Luka Ivanishvili
- Full name: Luka Ivanishvili
- Born: 25 October 2001 (age 24) Georgia
- Height: 1.88 m (6 ft 2 in)
- Weight: 108 kg (238 lb)

Rugby union career
- Position: Flanker / Number 8
- Current team: Bristol Bears

Senior career
- Years: Team / Apps / (Points)
- 2021–2025: Black Lion / 30 / (55)
- 2025–: Bristol Bears / 0 / (0)
- Correct as of 30 November 2023

International career
- Years: Team / Apps / (Points)
- 2021: Georgia under-20
- 2022–: Georgia / 23 / (10)
- Correct as of 3 July 2024

= Luka Ivanishvili =

Georgian rugby union player

Luka Ivanishvili (born 25 November 2001 in Georgia) is a Georgian rugby union player who plays for Bristol Bears. His playing position is flanker or number 8.

== Career ==
He was named in the squad for the inaugural Rugby Europe Super Cup, and later for the 2022 Currie Cup First Division.

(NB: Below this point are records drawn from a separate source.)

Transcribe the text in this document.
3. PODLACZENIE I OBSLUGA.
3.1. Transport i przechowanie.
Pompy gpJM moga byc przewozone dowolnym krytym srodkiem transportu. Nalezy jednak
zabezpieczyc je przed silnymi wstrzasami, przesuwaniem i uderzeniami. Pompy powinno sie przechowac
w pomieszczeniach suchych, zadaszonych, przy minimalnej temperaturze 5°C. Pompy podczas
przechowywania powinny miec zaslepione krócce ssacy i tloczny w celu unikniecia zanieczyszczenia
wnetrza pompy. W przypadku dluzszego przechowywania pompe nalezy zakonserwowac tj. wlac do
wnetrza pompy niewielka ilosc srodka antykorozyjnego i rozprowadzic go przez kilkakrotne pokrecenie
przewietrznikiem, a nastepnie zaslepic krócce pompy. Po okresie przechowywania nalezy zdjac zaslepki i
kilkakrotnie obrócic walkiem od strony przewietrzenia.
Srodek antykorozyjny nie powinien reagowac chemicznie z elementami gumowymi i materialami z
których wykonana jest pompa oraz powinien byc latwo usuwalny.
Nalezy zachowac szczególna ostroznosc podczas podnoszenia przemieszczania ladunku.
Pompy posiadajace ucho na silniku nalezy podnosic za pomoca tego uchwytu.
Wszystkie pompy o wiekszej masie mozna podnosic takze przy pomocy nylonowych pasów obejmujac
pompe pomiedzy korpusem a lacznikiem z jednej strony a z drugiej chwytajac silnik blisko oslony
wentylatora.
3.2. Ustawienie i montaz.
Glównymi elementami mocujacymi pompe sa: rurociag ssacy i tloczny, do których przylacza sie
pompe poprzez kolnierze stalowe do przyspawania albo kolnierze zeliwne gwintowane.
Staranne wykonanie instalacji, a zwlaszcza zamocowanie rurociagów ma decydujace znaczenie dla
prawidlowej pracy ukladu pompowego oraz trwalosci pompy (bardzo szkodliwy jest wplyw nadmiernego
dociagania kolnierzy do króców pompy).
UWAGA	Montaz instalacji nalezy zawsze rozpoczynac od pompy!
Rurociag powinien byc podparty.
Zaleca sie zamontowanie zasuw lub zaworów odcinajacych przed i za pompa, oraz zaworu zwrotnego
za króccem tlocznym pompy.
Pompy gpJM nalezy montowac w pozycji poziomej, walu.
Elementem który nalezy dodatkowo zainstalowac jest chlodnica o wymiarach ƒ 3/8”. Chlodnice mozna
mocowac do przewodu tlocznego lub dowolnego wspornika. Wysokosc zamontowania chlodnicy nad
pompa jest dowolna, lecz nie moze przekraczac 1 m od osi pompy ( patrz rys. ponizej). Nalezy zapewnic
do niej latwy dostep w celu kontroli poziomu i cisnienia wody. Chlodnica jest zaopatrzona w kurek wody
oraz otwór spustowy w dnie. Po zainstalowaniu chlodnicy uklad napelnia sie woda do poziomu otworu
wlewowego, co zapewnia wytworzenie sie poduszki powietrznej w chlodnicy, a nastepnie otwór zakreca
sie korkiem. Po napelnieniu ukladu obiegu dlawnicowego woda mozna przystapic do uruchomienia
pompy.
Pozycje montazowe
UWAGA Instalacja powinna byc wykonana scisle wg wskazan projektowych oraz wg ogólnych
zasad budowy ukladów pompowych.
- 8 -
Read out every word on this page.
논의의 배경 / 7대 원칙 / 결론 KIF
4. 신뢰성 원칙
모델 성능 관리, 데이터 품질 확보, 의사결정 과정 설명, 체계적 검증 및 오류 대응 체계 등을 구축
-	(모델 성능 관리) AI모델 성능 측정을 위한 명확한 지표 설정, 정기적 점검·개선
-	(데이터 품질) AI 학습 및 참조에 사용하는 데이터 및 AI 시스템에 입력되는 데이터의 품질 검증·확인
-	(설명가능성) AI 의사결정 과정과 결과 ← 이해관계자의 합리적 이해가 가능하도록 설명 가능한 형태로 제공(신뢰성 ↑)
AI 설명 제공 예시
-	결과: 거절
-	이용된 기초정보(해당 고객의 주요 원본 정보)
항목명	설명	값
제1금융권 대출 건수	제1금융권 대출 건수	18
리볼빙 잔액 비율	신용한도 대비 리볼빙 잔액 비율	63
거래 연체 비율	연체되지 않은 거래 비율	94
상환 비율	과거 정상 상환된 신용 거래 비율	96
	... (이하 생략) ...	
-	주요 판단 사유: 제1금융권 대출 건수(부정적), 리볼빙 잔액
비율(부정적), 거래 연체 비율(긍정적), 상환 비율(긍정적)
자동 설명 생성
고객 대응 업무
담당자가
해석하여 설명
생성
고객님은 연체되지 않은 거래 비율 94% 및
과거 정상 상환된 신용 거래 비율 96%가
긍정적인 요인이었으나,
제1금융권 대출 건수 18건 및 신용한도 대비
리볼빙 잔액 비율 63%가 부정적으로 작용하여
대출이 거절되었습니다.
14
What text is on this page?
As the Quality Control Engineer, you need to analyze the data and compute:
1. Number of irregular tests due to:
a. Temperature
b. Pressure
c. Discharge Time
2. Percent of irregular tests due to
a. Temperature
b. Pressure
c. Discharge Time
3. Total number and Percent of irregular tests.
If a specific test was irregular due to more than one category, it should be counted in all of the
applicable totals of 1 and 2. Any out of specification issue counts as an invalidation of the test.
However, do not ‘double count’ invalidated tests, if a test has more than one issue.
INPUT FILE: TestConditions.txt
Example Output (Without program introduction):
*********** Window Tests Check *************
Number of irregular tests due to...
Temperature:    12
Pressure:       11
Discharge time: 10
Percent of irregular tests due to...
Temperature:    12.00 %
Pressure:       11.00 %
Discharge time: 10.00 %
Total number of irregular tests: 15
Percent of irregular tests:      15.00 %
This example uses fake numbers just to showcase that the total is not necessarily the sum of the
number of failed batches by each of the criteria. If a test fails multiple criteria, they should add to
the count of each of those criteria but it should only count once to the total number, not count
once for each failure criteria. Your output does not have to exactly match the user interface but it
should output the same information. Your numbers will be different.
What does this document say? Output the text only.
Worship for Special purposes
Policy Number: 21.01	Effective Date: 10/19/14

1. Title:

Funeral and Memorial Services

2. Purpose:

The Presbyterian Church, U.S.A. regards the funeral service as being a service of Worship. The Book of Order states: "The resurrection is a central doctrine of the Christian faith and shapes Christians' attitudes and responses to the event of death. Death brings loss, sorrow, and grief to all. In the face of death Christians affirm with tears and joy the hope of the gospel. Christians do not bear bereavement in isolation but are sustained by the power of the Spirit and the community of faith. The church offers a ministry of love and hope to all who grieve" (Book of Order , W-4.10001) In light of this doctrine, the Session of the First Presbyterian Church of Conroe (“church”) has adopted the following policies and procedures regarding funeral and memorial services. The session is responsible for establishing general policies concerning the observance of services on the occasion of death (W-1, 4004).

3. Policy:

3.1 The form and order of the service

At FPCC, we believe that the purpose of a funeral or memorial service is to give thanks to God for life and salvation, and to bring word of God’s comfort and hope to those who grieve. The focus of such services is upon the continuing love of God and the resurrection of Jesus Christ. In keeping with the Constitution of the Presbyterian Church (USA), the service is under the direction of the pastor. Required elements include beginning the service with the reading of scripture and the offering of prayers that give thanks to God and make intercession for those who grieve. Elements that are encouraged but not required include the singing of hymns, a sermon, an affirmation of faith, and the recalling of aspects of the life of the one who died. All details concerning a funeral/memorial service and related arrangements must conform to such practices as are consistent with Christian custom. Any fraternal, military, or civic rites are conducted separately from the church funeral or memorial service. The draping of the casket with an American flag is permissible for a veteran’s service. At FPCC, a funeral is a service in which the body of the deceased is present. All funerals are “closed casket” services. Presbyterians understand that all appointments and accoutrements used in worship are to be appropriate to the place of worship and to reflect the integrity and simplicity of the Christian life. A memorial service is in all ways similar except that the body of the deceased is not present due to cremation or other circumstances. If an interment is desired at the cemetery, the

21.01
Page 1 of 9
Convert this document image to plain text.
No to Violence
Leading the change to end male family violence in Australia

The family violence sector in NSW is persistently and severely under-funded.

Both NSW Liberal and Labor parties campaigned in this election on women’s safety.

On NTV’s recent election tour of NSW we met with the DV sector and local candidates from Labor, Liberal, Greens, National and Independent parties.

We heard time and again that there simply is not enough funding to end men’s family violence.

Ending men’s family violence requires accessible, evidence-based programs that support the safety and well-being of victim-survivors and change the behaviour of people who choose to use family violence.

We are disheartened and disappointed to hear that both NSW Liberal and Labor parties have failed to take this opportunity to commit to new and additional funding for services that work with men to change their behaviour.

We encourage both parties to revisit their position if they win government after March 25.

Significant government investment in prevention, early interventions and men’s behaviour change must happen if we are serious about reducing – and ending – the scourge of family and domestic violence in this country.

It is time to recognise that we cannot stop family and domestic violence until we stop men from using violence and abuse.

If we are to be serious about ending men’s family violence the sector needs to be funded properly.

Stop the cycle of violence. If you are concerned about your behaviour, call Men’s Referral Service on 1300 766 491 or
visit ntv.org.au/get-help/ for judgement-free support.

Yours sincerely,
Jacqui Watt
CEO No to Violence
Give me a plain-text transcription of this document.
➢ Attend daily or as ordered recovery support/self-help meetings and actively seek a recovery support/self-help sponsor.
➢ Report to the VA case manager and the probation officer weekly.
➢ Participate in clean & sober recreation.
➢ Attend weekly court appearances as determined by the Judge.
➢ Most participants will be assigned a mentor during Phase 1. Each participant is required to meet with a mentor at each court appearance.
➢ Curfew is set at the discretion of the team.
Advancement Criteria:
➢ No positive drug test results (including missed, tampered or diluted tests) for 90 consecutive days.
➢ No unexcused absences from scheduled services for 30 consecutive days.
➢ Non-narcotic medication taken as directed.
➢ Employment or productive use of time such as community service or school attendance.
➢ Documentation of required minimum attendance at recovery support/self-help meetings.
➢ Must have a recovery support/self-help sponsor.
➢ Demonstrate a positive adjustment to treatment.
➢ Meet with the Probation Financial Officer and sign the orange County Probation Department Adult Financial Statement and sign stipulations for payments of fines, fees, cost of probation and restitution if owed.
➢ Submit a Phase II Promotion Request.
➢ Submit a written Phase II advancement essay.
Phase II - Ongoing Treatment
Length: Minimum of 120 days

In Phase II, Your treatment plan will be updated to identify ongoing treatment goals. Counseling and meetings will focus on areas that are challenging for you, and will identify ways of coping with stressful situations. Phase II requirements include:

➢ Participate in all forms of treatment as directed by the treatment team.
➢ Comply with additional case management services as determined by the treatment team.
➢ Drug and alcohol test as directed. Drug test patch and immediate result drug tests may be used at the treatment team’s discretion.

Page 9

On 31 July 2025, Ivanishvili would move to England to join Bristol Bears in the Premiership Rugby for the 2025-26 season.

== International career ==
Ivanishvili made his international debut in the 2022 Rugby Europe Championship, in a 23-26 win. He was named in the Georgia squad for the 2023 Rugby World Cup, he made his Rugby World Cup debut scoring a try in a 35-15 loss to Australia.